Trotz Mietzahlung wurde mir sogar die Ablage von Hausmüll verboten. Und bei meinem Auszug musste ich sogar den Stallmist meiner Tiere mitnehmen.

Meine anfangs als so lieb bezeichneten kleine Mischlingshunde waren plötzlich gefährliche Köter. Ich wurde von ihnen sogar wegen meiner gefährlichen Hunde bei den Behörden angezeigt.

Als Sachbearbeiterin bei Ordnungsamt in Karstädt nutzte die Vermieterin ihr Wissen aus ihrer Arbeit und kontaktierte mein ganzes Umfeld. Selbst bei meinem damaligen Arbeitgeber rief sie an, um dort nach Angehörigen von mir zu fragen.

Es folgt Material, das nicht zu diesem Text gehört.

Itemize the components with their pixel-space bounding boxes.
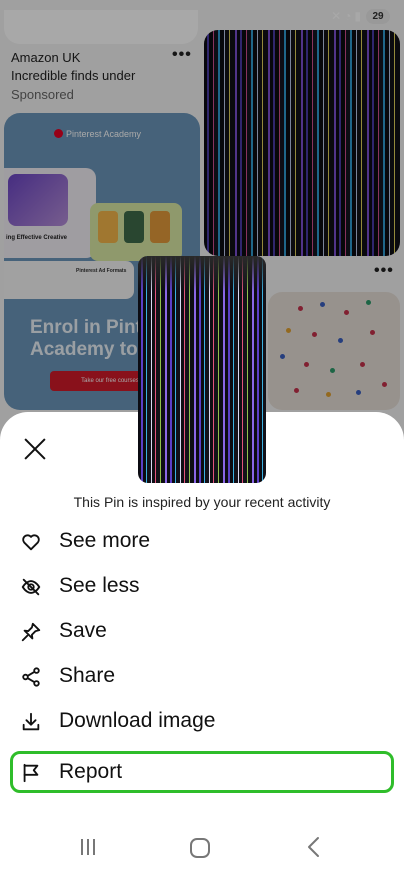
- pin-reason-text: This Pin is inspired by your recent acti…: [73, 494, 331, 510]
- eye-off-icon: [21, 578, 41, 596]
- menu-label: Report: [59, 760, 123, 783]
- menu-label: Share: [59, 664, 116, 687]
- share-option[interactable]: Share: [10, 655, 394, 697]
- close-button[interactable]: [19, 433, 51, 465]
- share-icon: [22, 667, 40, 687]
- back-icon[interactable]: [304, 836, 324, 858]
- pin-icon: [21, 622, 41, 642]
- menu-label: See more: [59, 529, 151, 552]
- recents-button[interactable]: [80, 839, 96, 855]
- report-option[interactable]: Report: [10, 751, 394, 793]
- heart-icon: [22, 534, 40, 551]
- menu-label: Save: [59, 619, 107, 642]
- menu-label: Download image: [59, 709, 216, 732]
- system-nav-bar: [0, 826, 404, 873]
- pin-thumbnail: [138, 256, 266, 483]
- save-option[interactable]: Save: [10, 610, 394, 652]
- flag-icon: [23, 763, 39, 783]
- menu-label: See less: [59, 574, 140, 597]
- download-image-option[interactable]: Download image: [10, 700, 394, 742]
- home-button[interactable]: [190, 838, 210, 858]
- see-more-option[interactable]: See more: [10, 520, 394, 562]
- see-less-option[interactable]: See less: [10, 565, 394, 607]
- download-icon: [22, 712, 40, 731]
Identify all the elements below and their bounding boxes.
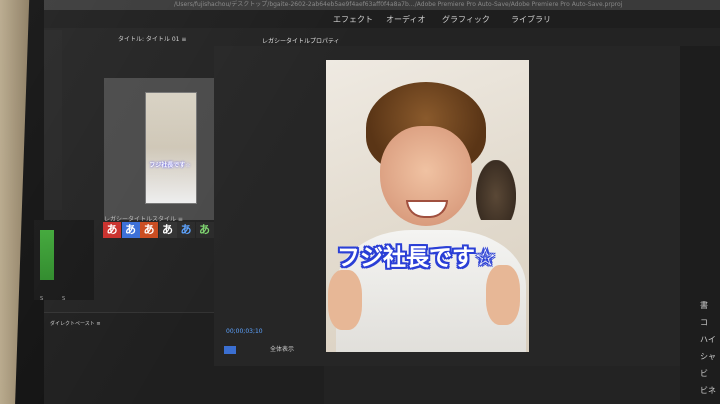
style-swatch[interactable]: あ: [177, 222, 195, 238]
window-path-bar: /Users/fujishachou/デスクトップ/bgaite-2602-2a…: [44, 0, 720, 10]
right-panel-item[interactable]: シャ: [700, 351, 716, 362]
right-hand: [486, 265, 520, 325]
menu-graphics[interactable]: グラフィック: [442, 14, 490, 25]
right-panel-item[interactable]: 書: [700, 300, 708, 311]
program-timecode[interactable]: 00;00;03;10: [226, 328, 263, 335]
menu-bar: [44, 10, 720, 28]
tool-strip: [44, 30, 62, 210]
right-panel-item[interactable]: ハイ: [700, 334, 716, 345]
right-panel-item[interactable]: ビ: [700, 368, 708, 379]
deer-head-decor: [476, 160, 516, 220]
style-swatch[interactable]: あ: [158, 222, 177, 238]
menu-libraries[interactable]: ライブラリ: [511, 14, 551, 25]
meter-solo-left[interactable]: S: [40, 296, 43, 302]
program-video-frame: [326, 60, 529, 352]
zoom-select[interactable]: 全体表示: [270, 344, 294, 353]
style-swatch[interactable]: あ: [121, 222, 140, 238]
playhead-marker[interactable]: [224, 346, 236, 354]
photo-scene: /Users/fujishachou/デスクトップ/bgaite-2602-2a…: [0, 0, 720, 404]
menu-effects[interactable]: エフェクト: [333, 14, 373, 25]
style-swatch[interactable]: あ: [140, 222, 158, 238]
style-swatch[interactable]: あ: [103, 222, 121, 238]
audio-meter-level: [40, 230, 54, 280]
title-preview-caption: フジ社長です☆: [149, 162, 191, 169]
right-panel-item[interactable]: コ: [700, 317, 708, 328]
title-preview-thumbnail: [145, 92, 197, 204]
meter-solo-right[interactable]: S: [62, 296, 65, 302]
title-panel-header: タイトル: タイトル 01 ≡: [118, 36, 187, 43]
left-hand: [328, 270, 362, 330]
style-swatch[interactable]: あ: [195, 222, 214, 238]
timeline-header: ダイレクトペースト ≡: [50, 321, 101, 327]
menu-audio[interactable]: オーディオ: [386, 14, 425, 25]
right-panel-item[interactable]: ビネ: [700, 385, 716, 396]
video-caption: フジ社長です☆: [337, 245, 496, 271]
properties-header: レガシータイトルプロパティ: [262, 38, 340, 45]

Bei meinem Auszug wurde mir das immer offen stehende Hoftor vor der Motorhaube verschlossen und es wurde versucht in mein Auto einzudringen. Erst mehrminütiges Hupe, dass die Nachbarn herbeirief, führten dazu, dass das Hoftor wieder geöffnet wurde und ich abfahren konnte.

Seit dem Frühjahr bin ich nun in Perleberg. Mitten im Stadtzentrum dieser kleinen Stadt mit dem herrlichen Altstadtkern. Hier bin ich derzeit dabei mich einzurichten.

Meine Tieren haben ein schönes zu Hause in einem Garten am Stadtrand gefunden. Dort spenden uns die schönen alten Obstbäume nicht nur Schatten, sondern geben mir auch die Möglichkeit nach Herzenslust frisch vom Baum Obst zu naschen. Die Nachbarn bringen uns ihren Baumschnitt und die eine oder andere Nascherei für die Hühner. Und wie man sich es wünscht, fragen sie, bevor sie ein fremdes Tier füttern.